Hanzel recognized that the culture of tomorrow’s workplace is going to be diverse and inclusive and took steps necessary to help improve his understanding of this cultural change. After acknowledging today’s learner prefers a variety of avenues for learning, he took the initiative to learn how to teach online to better meet his students where they are. Providing this option for learning has allowed students access to early job opportunities before graduation.
Hanzel said that one of his main focuses in the area of improvement is how to connect with his students.
“How can I be a mentor to them, not just a subject matter expert, but a real person?” said Hanzel. “Someone they want to call and talk to about life after they leave OSUIT. I realized that if I want to become that person for them when they leave, I have to become that person to them while they are here. Last year I began holding what I call ‘coffee shop classroom,’ regularly I take my class to the Student Union, move tables together to form one large group, grab food and a drink and talk. I have topics to throw out if the conversation lags but once the conversation kicks off it just grows organically.”
Hanzel said the old saying ‘we can do more together’ is true, and Tara Cole, Communications instructor, agrees.
“He not only is concerned that he continues to grow,” said Cole. “He constantly reaches out to faculty and staff across campus to collaborate on projects and helps us learn from each other.
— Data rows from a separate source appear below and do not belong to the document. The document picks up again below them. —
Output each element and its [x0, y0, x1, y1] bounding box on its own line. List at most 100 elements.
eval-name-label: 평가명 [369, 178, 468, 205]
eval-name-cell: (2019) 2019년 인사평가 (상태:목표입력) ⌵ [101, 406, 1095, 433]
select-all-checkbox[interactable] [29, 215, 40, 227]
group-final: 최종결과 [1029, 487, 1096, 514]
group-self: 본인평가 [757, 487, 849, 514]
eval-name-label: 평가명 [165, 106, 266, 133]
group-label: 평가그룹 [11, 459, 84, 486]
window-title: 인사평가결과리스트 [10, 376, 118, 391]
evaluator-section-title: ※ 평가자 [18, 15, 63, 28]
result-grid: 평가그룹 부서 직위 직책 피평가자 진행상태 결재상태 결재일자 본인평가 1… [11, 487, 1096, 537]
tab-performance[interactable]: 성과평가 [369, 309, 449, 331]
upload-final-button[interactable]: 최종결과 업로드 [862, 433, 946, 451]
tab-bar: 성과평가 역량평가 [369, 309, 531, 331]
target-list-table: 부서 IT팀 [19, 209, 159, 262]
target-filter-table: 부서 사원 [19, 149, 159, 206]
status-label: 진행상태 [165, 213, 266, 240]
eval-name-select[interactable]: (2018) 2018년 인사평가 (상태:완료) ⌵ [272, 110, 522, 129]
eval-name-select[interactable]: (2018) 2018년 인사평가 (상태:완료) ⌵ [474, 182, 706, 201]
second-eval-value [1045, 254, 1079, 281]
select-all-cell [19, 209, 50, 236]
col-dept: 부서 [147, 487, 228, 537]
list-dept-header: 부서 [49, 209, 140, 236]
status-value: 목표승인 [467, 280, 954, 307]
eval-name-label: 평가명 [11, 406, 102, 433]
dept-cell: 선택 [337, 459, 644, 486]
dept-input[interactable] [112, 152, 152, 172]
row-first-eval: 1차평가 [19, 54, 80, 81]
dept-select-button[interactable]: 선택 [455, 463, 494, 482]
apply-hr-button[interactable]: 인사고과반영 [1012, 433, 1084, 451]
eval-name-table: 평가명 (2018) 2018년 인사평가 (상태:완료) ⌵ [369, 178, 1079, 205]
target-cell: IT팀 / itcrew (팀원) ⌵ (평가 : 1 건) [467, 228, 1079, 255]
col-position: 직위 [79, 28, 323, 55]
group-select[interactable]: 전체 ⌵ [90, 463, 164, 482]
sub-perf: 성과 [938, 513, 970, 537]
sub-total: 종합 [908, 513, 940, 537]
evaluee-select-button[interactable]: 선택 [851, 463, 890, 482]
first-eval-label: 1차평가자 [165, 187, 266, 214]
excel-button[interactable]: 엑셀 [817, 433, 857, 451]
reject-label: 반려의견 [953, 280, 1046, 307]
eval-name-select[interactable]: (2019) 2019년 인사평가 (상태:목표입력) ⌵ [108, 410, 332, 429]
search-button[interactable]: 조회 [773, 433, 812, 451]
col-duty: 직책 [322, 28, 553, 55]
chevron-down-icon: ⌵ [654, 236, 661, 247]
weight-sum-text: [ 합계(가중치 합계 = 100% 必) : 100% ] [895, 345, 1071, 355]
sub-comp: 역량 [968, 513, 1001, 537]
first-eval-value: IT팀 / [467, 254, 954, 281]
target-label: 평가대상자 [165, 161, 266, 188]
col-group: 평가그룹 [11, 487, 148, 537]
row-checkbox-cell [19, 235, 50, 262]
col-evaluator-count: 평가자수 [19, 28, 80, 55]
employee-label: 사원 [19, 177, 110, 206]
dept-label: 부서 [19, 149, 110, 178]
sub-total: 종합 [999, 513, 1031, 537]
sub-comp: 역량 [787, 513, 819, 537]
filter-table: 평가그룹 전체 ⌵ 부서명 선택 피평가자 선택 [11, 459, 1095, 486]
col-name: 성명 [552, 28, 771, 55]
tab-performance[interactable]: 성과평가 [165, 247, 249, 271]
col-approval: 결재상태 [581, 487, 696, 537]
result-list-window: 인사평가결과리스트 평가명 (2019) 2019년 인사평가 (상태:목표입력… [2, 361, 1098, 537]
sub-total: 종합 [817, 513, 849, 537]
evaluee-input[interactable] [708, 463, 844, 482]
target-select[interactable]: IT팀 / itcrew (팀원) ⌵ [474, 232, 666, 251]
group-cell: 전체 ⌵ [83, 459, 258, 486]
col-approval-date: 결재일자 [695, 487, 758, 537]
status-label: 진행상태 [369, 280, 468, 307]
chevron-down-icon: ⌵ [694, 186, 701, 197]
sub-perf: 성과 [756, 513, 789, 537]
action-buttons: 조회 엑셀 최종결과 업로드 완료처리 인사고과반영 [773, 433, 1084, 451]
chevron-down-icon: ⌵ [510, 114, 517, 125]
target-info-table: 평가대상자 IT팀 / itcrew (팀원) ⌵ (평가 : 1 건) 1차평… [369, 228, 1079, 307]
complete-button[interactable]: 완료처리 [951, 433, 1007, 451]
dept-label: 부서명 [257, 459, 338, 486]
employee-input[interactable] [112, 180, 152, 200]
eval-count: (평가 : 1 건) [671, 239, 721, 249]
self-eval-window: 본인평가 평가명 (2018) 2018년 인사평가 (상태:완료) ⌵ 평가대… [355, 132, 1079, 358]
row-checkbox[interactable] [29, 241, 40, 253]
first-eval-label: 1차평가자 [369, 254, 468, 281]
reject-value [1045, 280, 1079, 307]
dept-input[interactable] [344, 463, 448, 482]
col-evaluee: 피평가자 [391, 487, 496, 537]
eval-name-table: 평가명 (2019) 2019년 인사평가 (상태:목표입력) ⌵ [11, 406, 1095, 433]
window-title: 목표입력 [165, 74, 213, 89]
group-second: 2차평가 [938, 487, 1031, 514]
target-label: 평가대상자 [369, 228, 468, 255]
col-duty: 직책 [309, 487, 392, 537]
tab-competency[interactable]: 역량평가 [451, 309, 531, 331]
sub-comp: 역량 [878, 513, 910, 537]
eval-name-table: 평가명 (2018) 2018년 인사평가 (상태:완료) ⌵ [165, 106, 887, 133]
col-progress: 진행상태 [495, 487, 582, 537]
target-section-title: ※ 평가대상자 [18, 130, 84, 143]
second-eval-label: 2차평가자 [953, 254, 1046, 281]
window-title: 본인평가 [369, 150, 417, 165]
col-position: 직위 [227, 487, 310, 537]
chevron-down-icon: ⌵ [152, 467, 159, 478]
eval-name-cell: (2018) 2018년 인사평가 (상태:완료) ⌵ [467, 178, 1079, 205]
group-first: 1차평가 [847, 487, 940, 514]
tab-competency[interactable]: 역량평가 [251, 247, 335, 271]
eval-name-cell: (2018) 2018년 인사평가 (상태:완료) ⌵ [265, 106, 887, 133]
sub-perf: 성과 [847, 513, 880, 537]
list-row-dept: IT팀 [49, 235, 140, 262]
Due to his contributions, my classes are stronger and more relevant to my students. His contributions to aid and assist other instructors and programs makes him well deserving of this award.”
Smith provides the campus with forward thinking. Due to his contributions, Student Services and Fiscal Services has continually reduced budget in the past five years. Knowing that there were other areas of consideration for a budget reduction, Smith identified a third-party to help evaluate programs and make recommendations to be used as a roadmap to determine the future of the campus.
OSUIT has been and continues to be recognized, nationally and locally, due to the results of the Contribution Margin Analysis that Smith spearheaded.
“The implementation and continuation of the BKD CMA have helped tremendously with the poor financial condition that developed due to historic multi-year state appropriation cuts,” said Smith. “While still not as financially healthy and we would prefer, we are making great strides. As a result, OSUIT has seen a nearly 34 percent increase in its educational and general ledger fund balance from September 2017 to September 2019.”
Ina Agnew, vice president of Student Services, said that Smith is a tremendous asset to OSUIT.
“He leads from the front, he listens to try to truly understand your concerns--not just get through the conversation and then disregard everything you said,” said Agnew. “Then, he sincerely works with you to find a solution that benefits all parties to the best extent possible. He is creative, committed and 100 percent for the students and continued healthy operations of the university”
Smith said he desires to make OSUIT successful whether seen or unseen, recognized or not recognized.
“I want to see every OSUIT employee successful in their job, OSUIT to be recognized for the great product that we provide and the students to receive the best education possible.”